I begin this 90 minutes before the new year comes to my time zone, and I don't expect to finish before I break for the split of Veuve Clicquot, but the rules are the same as the past two years: I'm just going to sift through the past 365 days' first-time screenings, no matter when released, and hang the notables on the wall, perhaps for some sort of numeric judgment, perhaps not . . .
January, typically, was notable only for a leftover from the previous year, but A Separation was one hell of a leftover; remind me: did it win the foreign-film Oscar®? Even if not, it wins my award for best Iranian film I've seen in any year.
February began with the breathtaking dance performance-cum-documentary Pina--also a 2011 Oscar® nomination (and yes, I just checked: A Separation won foreign). The coming-of-age, coming-out-in-a-middle-class-African-American-community Pariah is an excellent film with an awful trailer.
OK, I know I didn't spend the whole year being impressed only by art-house and/or foreign films, but the first best of March was the Albanian revenge feud drama The Forgiveness of Blood. OK, here, honorable mention for a studio film, Jeff, Who Lives at Home, a minor gem with a meaty part for sexygenarian Susan Sarandon. Enough slumming, though: from Israel comes Footnote, academic Aristotelian tragedy. And from Japan, Jiro Dreams of Sushi: father, sons, beautiful and delicious fish.

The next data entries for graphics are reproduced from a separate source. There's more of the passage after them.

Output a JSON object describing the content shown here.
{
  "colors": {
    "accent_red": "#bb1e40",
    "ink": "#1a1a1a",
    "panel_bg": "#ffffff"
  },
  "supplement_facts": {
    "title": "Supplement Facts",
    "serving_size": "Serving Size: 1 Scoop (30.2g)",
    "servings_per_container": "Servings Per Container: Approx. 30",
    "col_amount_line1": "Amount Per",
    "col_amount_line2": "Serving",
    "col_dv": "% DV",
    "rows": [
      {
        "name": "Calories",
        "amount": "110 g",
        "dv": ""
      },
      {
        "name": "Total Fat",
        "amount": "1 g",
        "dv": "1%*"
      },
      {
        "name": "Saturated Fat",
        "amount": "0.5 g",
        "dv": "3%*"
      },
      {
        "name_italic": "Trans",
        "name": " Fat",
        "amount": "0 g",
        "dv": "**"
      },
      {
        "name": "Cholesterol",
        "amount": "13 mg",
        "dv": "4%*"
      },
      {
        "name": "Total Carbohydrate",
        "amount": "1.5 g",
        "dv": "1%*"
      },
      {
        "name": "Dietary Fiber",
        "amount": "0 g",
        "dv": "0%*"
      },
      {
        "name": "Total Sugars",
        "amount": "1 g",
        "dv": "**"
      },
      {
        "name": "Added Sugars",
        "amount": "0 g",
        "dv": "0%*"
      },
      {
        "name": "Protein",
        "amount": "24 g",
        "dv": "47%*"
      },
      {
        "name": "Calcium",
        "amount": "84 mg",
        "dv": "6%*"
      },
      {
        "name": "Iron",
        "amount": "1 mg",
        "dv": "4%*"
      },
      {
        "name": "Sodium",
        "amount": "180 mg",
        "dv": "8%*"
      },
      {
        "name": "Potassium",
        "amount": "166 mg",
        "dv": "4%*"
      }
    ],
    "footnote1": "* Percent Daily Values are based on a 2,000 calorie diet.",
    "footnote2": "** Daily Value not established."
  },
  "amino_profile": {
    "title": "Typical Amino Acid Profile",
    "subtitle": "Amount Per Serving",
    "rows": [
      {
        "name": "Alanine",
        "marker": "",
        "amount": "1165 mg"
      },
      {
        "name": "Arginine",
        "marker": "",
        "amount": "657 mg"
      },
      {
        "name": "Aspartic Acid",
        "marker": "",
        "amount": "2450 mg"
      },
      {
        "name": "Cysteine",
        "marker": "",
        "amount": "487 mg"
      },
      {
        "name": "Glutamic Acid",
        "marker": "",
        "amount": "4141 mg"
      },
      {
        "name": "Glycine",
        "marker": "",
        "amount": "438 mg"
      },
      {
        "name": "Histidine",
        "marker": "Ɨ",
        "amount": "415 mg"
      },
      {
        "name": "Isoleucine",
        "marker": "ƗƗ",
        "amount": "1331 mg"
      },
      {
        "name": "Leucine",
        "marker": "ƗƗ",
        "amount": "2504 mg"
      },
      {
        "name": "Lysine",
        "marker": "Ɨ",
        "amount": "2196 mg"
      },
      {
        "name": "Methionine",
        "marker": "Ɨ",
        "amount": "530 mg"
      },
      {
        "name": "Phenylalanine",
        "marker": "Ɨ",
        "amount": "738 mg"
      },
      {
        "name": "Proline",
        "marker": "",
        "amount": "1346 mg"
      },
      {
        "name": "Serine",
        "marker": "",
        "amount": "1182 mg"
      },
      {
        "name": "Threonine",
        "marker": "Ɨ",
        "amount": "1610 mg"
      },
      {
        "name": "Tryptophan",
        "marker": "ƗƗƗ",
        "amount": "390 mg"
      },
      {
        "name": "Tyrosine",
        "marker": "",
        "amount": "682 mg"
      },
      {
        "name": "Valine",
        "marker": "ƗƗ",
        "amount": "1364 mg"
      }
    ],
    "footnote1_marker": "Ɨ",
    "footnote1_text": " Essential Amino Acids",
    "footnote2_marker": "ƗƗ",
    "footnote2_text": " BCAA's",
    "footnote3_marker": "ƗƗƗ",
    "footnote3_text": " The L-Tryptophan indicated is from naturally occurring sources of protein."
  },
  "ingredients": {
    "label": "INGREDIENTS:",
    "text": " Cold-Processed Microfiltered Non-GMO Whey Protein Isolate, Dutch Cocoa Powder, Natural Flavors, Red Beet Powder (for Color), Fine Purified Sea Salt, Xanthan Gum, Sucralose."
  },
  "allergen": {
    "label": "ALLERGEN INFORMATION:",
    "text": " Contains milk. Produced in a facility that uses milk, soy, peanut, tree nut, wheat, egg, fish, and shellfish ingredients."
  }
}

In April, a couple of very different films that wouldn't be on this list under old rules: Temple Grandin, a 2010 HBO film about the autistic pioneer in humane treatment of livestock, featuring a mindboggling performance by Claire Danes; and Attack the Block (2011), maybe the best of several very good schlocky sci-fi flicks in recent years. Back to the art house for Boy, your standard coming-of-Maori-age story. Then, at home, having been cheated out of it on an M4, Into the Abyss, Werner Herzog's crime-and-punishment documentary. Damsels in Distress: pure goofy pleasure from Whit Stillman.
Brit Marling is the highlight of a slow May as a creepy-beautiful messiah in Sound of My Voice, which she also cowrote.
In June, I was mostly distracted, but when I came home, Wes Anderson's magical Moonrise Kingdom was waiting for me.
Speaking of magic, Beasts of the Southern Wild is magical realism for us who don't much care for magical realism. But even with the June asterisk, this is three consecutive months with just one notable each.
August brought Ruby Sparks, which you'd expect from the poster and the trailer to be a smart but safe romcom. Well, there's nothing safe about it, and I'm not even sure if the "com" is accurate--maybe the best surprise of the year. But that's 4 straight one-notable months.
Hope Springs in September (well, not for Mets fans, but let's not talk about that), which I may overrate because it surprised me by not being schlocky. Chicken with Plums, heartbreaking beauty from Marjane Satrapi. Hello I Must Be Going I filed under expected-to-like-but-not-this-much. And then I saw the rough cut of Scary Normal, but let's save that for 2013.
October, Pitch Perfect, one of the funniest films of the year; my daughter has passed along the book on which it's based, with annotations by her & my son-in-law, and I look forward to reading and commenting on that in the new year. Searching for Sugar Man may be the most implausible music documentary I'll ever see, and I mean that in a good way. "Argo fuck yourself!" Cloud Atlas is a flawed, magnificent adaptation of what is probably my favorite novel of the millennium to date.
November takes Flight, which morphs from action entertainment into moral ambiguity, with Denzel. But for moral ambiguity, it can't hold a runway flare to The Flat, a documentary about an Israeli couple and their friend in the SS and his wife. Holy Motors is one of the trippiest trips of the year, and (dammit, Jennie Tonic, I've given you plenty of time to find this out for yourself) its soundtrack includes the #1 pleasant stunner of the year: Sparks, "How You Getting Home?" Yes, dammit, a Bond flick: Skyfall. And then a Spielberg one: Lincoln is pure magnificence.
In December, Anna Karenina didn't quite hit me like a runaway train, but I was prepared to dislike it, and it made that impossible. This Is 40 is all but great. Django Unchained is great, bloody great.
And that's the year, and it's 4 minutes to midnight in Illinois, so instead of figuring out a top however many now, I think I'll call my favorite filmmaker and return to the question in daylight.